US sanctions Iran-based group that put bounty on Salman Rushdie
Treasury Department accuses the 15 Khordad Foundation of inciting violence by offering a bounty of more than $3m.
The United States has announced sanctions against an Iranian foundation accused of putting out a multimillion-dollar bounty on British-American author Salman Rushdie, who was stabbed at a literary event in New York state in August.
The US Treasury Department announced sanctions against the 15 Khordad Foundation on Friday. The sanctions freeze any US-based assets the foundation may have and generally prevent Americans from carrying out transactions with it.
“Since Ayatollah Ruhollah Khomeini’s order pronouncing a death sentence on Rushdie in February 1989, 15 Khordad Foundation has committed millions of dollars to anyone willing to carry out this heinous act,” the department said in a news release on Friday.
“Since putting its bounty on Rushdie, the 15 Khordad Foundation, which is affiliated with the Supreme Leader, has raised the reward for targeting the author,” it said.
The United States rejects the efforts of Iran’s leaders to stifle the fundamental freedom of expression and threaten members of the press. Today, we sanctioned the Iranian entity that issued a bounty on the life of author Salman Rushdie.
— Secretary Antony Blinken (@SecBlinken) October 28, 2022
The knife attack on Rushdie two months ago resulted in an outpouring of support and calls to safeguard freedom of expression as well as criticism of the Iranian government for its history of encouraging violence against Rushdie.
Khomeini, who was then Iran’s supreme leader, issued a fatwa calling for Rushdie’s assassination in 1989 over the publication of his book ‘The Satanic Verses’, which some Muslims believed to be blasphemous.
The Iranian government later distanced itself from the call to kill Rushdie, who spent years in hiding due to threats against his life, but Tehran never lifted the edict calling for his assassination.
Khomeini’s successor, Ayatollah Ali Khamenei, was suspended from Twitter in 2019 for saying the fatwa against Rushdie was “irrevocable”.

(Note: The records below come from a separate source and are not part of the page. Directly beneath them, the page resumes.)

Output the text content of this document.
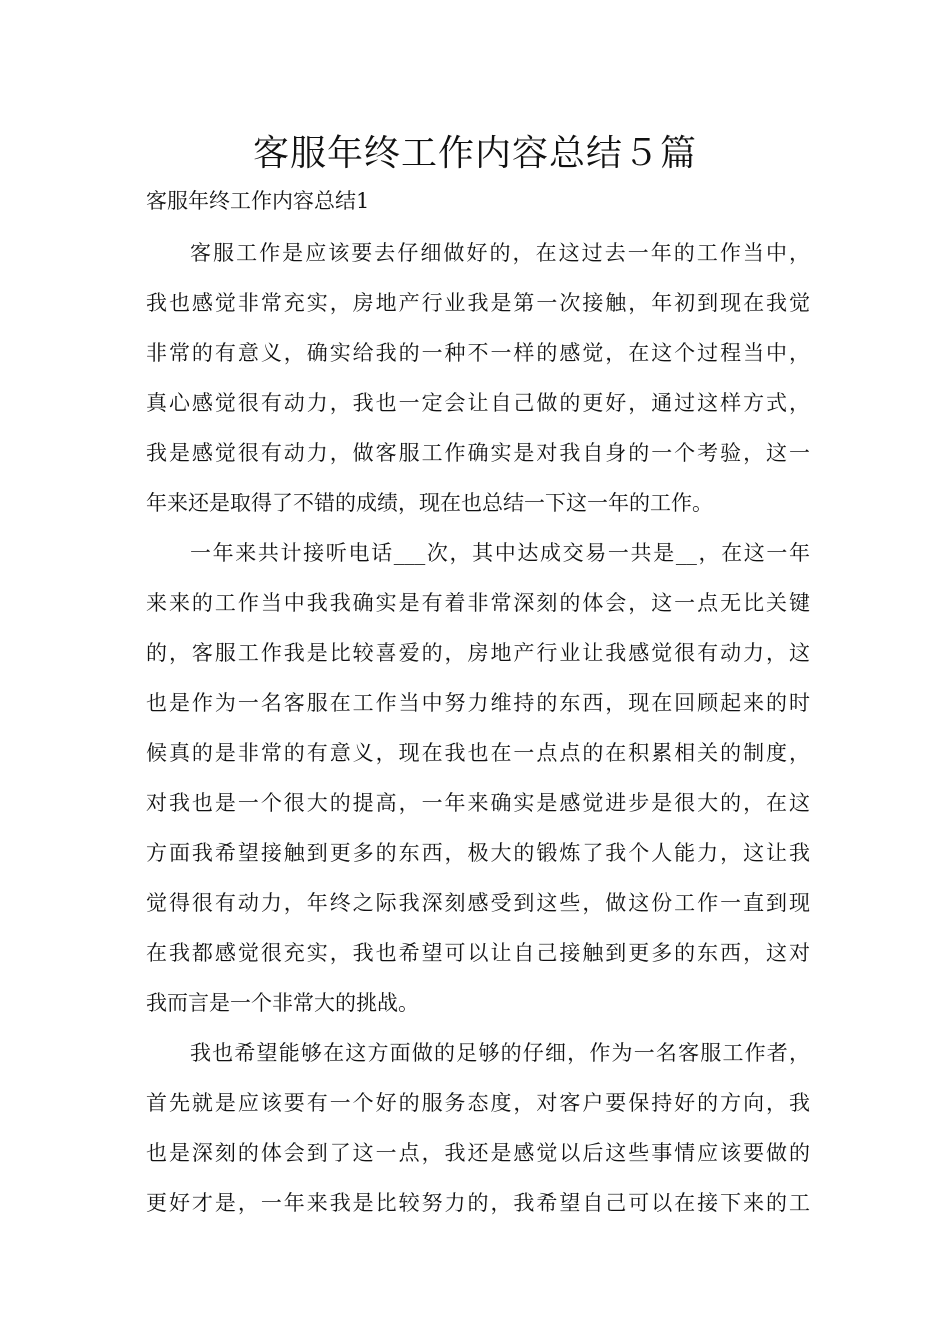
客服年终工作内容总结５篇
客服年终工作内容总结1
客服工作是应该要去仔细做好的，在这过去一年的工作当中，
我也感觉非常充实，房地产行业我是第一次接触，年初到现在我觉
非常的有意义，确实给我的一种不一样的感觉，在这个过程当中，
真心感觉很有动力，我也一定会让自己做的更好，通过这样方式，
我是感觉很有动力，做客服工作确实是对我自身的一个考验，这一
年来还是取得了不错的成绩，现在也总结一下这一年的工作。
一年来共计接听电话___次，其中达成交易一共是__，在这一年
来来的工作当中我我确实是有着非常深刻的体会，这一点无比关键
的，客服工作我是比较喜爱的，房地产行业让我感觉很有动力，这
也是作为一名客服在工作当中努力维持的东西，现在回顾起来的时
候真的是非常的有意义，现在我也在一点点的在积累相关的制度，
对我也是一个很大的提高，一年来确实是感觉进步是很大的，在这
方面我希望接触到更多的东西，极大的锻炼了我个人能力，这让我
觉得很有动力，年终之际我深刻感受到这些，做这份工作一直到现
在我都感觉很充实，我也希望可以让自己接触到更多的东西，这对
我而言是一个非常大的挑战。
我也希望能够在这方面做的足够的仔细，作为一名客服工作者，
首先就是应该要有一个好的服务态度，对客户要保持好的方向，我
也是深刻的体会到了这一点，我还是感觉以后这些事情应该要做的
更好才是，一年来我是比较努力的，我希望自己可以在接下来的工
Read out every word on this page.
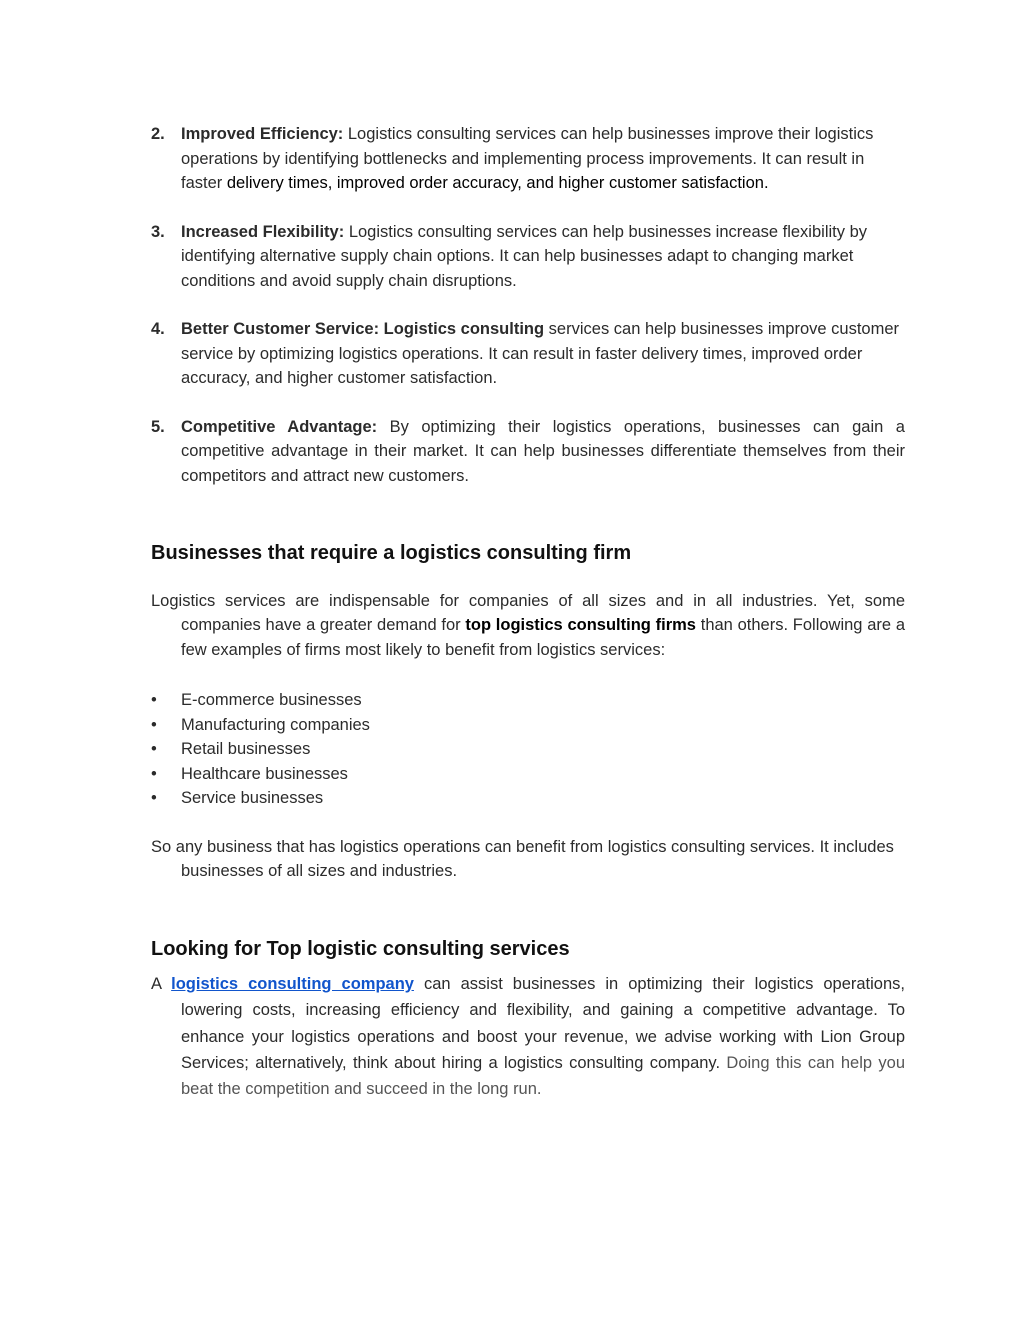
2. Improved Efficiency: Logistics consulting services can help businesses improve their logistics operations by identifying bottlenecks and implementing process improvements. It can result in faster delivery times, improved order accuracy, and higher customer satisfaction.
3. Increased Flexibility: Logistics consulting services can help businesses increase flexibility by identifying alternative supply chain options. It can help businesses adapt to changing market conditions and avoid supply chain disruptions.
4. Better Customer Service: Logistics consulting services can help businesses improve customer service by optimizing logistics operations. It can result in faster delivery times, improved order accuracy, and higher customer satisfaction.
5. Competitive Advantage: By optimizing their logistics operations, businesses can gain a competitive advantage in their market. It can help businesses differentiate themselves from their competitors and attract new customers.
Businesses that require a logistics consulting firm

Logistics services are indispensable for companies of all sizes and in all industries. Yet, some companies have a greater demand for top logistics consulting firms than others. Following are a few examples of firms most likely to benefit from logistics services:

• E-commerce businesses
• Manufacturing companies
• Retail businesses
• Healthcare businesses
• Service businesses

So any business that has logistics operations can benefit from logistics consulting services. It includes businesses of all sizes and industries.

Looking for Top logistic consulting services

A logistics consulting company can assist businesses in optimizing their logistics operations, lowering costs, increasing efficiency and flexibility, and gaining a competitive advantage. To enhance your logistics operations and boost your revenue, we advise working with Lion Group Services; alternatively, think about hiring a logistics consulting company. Doing this can help you beat the competition and succeed in the long run.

The Treasury Department accused the 15 Khordad Foundation of putting a bounty on Rushdie’s life in 1989 and increasing it to more than $3m in 2012.
Rushdie was repeatedly stabbed at the Chautauqua Institution in western New York, where he was scheduled to give a lecture. Rushdie survived but reportedly has lost the functioning of an eye and a hand.
The man accused of stabbing Rushdie, Hadi Matar, 24, has pleaded not guilty to charges of attempted murder. Matar had expressed admiration for Khomeini and said Rushdie was a person who “attacked Islam” and the beliefs of Muslims.
Matar confessed that he had only read “a couple of pages” of Rushdie’s work but had watched lectures by the author online. In the aftermath of the attack, the Iranian government denied involvement but blamed Rushdie for creating “public indignation” in comments that were roundly condemned for blaming the victim.
“The infamous fatwa was intended to incite terrorism and violence, bring about the death of Rushdie and his associates, and intimidate others,” US Secretary of State Antony Blinken said in a statement Friday.
“The United States condemns such incitement and the attack on Rushdie in the strongest terms as a blatant assault on freedom of speech and an act of terrorism.”